It allows an organization to quickly see if there is alignment on what’s most important for the customer. It helps guard against scope creep by making sure that project goals are defined in terms of who the customers are and what benefits the project absolutely must provide to those customers.
It gives the team a basis for early investigation work, so they can understand the effort and resources to deliver what the draft Visions are asking for.
It then allows the team to discuss possible tradeoffs on scope, schedule, and resources at this high level and define a doable project that will still meet critical customer requirements.

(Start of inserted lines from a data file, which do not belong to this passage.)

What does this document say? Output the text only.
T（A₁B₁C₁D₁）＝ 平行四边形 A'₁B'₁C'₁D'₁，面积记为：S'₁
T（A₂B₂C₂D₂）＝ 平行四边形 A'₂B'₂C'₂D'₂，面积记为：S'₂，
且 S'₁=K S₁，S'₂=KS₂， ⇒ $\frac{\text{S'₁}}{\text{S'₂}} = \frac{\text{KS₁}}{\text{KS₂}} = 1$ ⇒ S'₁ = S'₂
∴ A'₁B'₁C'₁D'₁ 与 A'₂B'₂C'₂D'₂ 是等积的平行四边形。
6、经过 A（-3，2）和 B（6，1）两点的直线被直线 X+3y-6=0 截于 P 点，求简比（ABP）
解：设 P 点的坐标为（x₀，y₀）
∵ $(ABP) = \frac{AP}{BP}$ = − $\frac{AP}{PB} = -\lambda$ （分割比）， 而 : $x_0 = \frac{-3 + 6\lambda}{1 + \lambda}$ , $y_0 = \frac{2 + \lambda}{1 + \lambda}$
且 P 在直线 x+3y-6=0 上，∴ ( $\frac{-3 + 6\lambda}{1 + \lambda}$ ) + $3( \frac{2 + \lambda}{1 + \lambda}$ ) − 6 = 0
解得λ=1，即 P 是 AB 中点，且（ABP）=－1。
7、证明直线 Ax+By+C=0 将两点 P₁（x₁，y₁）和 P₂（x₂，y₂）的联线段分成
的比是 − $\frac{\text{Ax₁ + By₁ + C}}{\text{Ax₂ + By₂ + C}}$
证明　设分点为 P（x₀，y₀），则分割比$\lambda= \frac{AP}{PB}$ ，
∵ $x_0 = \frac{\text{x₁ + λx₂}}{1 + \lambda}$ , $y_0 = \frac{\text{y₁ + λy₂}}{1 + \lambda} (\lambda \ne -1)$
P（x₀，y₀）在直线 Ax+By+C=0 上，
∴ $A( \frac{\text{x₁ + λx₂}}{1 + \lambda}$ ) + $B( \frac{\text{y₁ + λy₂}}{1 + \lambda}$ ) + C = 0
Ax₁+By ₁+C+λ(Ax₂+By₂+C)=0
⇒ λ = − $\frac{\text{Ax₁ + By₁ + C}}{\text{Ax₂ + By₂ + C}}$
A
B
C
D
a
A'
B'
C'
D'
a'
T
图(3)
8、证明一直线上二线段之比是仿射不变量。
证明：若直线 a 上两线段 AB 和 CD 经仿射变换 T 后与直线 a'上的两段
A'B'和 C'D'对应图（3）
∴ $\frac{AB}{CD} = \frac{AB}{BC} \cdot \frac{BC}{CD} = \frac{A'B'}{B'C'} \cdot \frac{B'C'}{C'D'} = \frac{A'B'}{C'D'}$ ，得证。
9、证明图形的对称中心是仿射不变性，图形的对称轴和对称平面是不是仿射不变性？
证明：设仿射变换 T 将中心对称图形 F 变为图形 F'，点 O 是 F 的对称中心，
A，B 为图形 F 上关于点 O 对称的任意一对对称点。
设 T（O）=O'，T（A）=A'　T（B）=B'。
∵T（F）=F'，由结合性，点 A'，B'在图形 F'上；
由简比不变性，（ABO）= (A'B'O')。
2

During the project it helps make sure everyone is staying true to the project's goals.
How to Use It
• If desired, draft a Vision in the early “Concept phase” of your project to crystallize business or driving customer justification for the project, as well as any first take on major scope parameters (schedule, costs, implementation assumptions). • Hold a team vision meeting with representatives from all cross-functional groups early in the initiation phase once the full team has been formed. Create the sections of the document (if a Vision has not yet been started) by brainstorming bullet items onto flipcharts. If a draft Vision exists, review it with the team, then discuss, edit, and expand it together. Record open issues and assign actions to resolve them. • Have the team then go away and investigate alternatives for fulfilling customer needs. • Revise the document iteratively as design alternatives are reviewed and feature decisions made. • At the end of the kickoff or investigation phase, this document is the contract for the project, documenting what the team has agreed to accomplish and why. • Use the Project Vision as a major starting point for any more detailed Product Requirements specifications or detailed hardware, software, or process specs. Alignment at the Vision level is achieved by focusing on customers and benefits, without delving into minute specification details. Then the Vision can drive the further detailed spec work. • Keep the document visible throughout the project so that it guides all more detailed design work and keeps the main goals at the forefront to help ward off scope creep. Refer to the document at every design review and major project status review. Is our project work still on track with what the Project Vision calls for?